Duke took steps to accelerate the project, too. To speed coal cars in and out of the plant, the company upgraded its unloading facilities from a system of rotary car dumpers to a faster bottom discharge system.
Duke and Shaw began their collaboration 15 months before construction got under way, in January 2008, when they developed an integrated team to address conceptual design, specifications, quantity estimates and open-book pricing, instead of using a fixed-price engineering, procurement and construction contract.
“It’s a fairly unconventional approach, but it has resulted in faster, more efficient problem resolution,” says Michael Pollack, Duke’s assistant project manager.
Shaw’s Smith adds that the process “reduces risk for both parties.”

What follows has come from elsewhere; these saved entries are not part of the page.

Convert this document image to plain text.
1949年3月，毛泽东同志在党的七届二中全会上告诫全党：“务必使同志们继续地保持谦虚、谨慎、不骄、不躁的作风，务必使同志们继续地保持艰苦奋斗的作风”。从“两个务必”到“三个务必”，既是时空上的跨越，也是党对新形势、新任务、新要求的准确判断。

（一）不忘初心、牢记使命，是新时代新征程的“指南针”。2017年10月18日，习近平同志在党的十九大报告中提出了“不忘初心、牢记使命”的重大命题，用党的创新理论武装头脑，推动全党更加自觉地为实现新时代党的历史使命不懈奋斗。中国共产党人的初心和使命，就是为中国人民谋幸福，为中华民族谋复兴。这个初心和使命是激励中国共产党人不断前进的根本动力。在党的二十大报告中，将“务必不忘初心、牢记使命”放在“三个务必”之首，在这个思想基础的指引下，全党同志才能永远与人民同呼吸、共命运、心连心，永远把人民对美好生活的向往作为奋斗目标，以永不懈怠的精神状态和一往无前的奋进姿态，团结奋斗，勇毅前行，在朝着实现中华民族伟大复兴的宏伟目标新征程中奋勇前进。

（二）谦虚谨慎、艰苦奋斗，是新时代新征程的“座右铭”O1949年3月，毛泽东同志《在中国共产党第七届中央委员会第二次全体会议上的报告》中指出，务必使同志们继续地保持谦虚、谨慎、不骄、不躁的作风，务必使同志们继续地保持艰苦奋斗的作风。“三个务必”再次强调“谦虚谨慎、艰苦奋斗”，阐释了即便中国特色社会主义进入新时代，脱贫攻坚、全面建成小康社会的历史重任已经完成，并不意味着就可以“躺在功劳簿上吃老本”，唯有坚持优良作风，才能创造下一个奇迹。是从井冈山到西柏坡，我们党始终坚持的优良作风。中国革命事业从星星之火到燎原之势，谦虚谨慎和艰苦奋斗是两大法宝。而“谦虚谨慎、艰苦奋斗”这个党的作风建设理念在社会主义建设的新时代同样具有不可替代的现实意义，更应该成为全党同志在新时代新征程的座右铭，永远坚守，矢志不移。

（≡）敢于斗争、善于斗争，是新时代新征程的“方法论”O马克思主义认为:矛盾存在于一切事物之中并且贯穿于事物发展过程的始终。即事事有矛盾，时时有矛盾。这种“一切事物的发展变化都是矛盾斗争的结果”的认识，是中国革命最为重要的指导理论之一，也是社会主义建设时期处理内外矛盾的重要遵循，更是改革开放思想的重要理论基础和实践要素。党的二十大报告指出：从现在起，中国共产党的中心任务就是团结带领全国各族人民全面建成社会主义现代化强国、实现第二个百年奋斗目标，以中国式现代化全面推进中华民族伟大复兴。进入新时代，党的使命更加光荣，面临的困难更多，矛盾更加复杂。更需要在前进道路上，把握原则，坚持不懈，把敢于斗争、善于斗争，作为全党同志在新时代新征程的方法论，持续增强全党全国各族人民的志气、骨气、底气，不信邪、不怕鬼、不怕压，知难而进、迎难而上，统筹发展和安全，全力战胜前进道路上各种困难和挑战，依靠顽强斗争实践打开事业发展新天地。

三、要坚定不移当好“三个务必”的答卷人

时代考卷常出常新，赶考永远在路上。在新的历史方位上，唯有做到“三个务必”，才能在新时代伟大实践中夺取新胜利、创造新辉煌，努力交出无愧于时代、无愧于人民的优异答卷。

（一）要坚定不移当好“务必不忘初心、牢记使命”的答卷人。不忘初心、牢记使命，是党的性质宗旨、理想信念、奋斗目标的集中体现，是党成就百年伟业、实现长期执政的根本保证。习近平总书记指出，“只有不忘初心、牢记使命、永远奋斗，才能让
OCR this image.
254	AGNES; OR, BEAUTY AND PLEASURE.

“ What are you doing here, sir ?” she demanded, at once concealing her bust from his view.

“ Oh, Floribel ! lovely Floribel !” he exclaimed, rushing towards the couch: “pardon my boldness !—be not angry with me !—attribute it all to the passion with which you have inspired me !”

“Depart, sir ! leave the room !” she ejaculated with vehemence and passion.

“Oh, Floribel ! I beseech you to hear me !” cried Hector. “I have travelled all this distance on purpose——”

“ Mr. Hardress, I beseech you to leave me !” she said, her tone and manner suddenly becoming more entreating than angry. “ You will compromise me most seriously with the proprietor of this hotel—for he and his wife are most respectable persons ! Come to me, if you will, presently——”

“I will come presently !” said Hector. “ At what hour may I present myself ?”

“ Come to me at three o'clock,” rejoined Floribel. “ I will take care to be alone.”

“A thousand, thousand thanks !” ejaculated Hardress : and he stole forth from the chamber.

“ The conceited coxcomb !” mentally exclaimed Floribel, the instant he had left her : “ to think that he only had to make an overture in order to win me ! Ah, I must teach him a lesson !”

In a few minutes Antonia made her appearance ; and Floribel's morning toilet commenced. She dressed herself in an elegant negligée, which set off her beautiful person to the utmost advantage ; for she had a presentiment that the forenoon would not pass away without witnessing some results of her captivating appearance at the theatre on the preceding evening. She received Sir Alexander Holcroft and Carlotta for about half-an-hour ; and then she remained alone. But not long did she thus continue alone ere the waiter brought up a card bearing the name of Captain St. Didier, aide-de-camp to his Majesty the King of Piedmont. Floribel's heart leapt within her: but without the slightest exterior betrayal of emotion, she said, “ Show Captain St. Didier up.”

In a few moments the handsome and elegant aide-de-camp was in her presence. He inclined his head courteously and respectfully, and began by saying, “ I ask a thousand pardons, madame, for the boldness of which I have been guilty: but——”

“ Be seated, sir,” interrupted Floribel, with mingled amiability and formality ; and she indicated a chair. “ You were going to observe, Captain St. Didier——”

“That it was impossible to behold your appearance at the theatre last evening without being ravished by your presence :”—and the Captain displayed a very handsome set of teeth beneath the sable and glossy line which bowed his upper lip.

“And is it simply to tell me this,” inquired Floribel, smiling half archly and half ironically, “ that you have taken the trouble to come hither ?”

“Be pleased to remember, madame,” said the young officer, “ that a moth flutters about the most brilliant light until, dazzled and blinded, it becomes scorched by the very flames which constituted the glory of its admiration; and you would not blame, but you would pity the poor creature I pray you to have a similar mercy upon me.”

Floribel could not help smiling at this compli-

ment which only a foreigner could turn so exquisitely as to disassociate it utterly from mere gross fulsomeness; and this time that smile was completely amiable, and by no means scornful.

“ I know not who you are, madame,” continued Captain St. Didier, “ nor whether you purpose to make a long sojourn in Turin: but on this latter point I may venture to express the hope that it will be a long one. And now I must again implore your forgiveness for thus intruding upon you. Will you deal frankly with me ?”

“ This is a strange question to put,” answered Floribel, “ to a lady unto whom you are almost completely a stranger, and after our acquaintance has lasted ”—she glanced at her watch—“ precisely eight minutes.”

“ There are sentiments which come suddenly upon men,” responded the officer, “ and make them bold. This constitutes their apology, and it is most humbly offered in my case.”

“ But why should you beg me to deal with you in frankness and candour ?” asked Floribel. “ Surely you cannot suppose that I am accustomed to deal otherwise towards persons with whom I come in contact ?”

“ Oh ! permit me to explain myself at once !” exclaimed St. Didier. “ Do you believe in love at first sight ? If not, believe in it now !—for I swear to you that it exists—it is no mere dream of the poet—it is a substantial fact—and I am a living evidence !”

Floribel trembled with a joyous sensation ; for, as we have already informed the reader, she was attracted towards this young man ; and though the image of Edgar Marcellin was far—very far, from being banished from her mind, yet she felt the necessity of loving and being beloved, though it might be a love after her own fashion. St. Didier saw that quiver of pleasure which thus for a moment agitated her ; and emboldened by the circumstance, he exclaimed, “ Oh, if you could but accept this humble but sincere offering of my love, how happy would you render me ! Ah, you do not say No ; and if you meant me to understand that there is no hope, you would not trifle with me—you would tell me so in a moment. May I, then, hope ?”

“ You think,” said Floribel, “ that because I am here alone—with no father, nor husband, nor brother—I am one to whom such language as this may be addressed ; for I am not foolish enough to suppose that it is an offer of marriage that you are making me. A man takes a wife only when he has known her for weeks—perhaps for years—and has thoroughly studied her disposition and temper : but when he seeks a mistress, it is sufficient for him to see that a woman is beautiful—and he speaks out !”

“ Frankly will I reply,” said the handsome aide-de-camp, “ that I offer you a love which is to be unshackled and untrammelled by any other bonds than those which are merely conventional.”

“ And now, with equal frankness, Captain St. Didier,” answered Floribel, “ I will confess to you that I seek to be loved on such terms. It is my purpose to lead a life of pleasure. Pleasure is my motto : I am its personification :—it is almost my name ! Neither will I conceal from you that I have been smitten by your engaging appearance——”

The payoff for these efforts could be substantial. The work will double the plant’s generating capacity, and remove 99% of sulfur dioxide emissions, 90% of sulfuric acid mist, 90% of mercury, and 99.9% of hydrogen chloride and hydrogen fluoride.
The unit has been built to accommodate installation and operation of future carbon-control technologies, says Duke, which received $125 million in federal tax credits for the project. As a condition of its permit from the North Carolina Dept. of Environment and Natural Resources, Duke will retire four of its 1940s-vintage coal-fired units by 2011, as well as 800 MW of additional generation at other locations by 2018.
Duke’s approach to clean coal at Cliffside boils down to building a more efficient—and agile—plant.
Unit 6, which will increase Cliffside’s output by 80%, from 760 to 1,360 MW, features a pulverized coal boiler unit with spiral water-wall technology. Tubing carrying water inside the boiler will run in a spiral design, instead of vertically, for more efficient heat transfer.
The plant’s new pulverizer, boiler, fans, ash handling and air-quality control system will allow Duke to burn coal with different burn characteristics without major modifications. To further enhance emissions performance, Duke installed a $380-million scrubber system on its existing Unit 5, a 562-MW, coal-fired generation unit. Unit 6 will share that equipment and chimney.
“The individual components are not unique,” says Pollack. “What is unique is the way we have integrated them into a single air-quality control system.”
This system also reuses scrubber wastewater in the spray drier absorber, “essentially eliminating wastewater discharge,” says Sam Alexander, Duke’s project manager. The wastewater is evaporated and particulate matter is captured in the fabric filter.
Another benefit comes from use of the existing river intake structure. New pumps will siphon water from the old facility for the plant’s water requirements. Duke says the amount required to cool the plant will ultimately decrease from 420 cu ft of water per second to 50 cu ft per second. “We saved a lot of cost and eliminated the need to go through another permitting process,” Pollack says.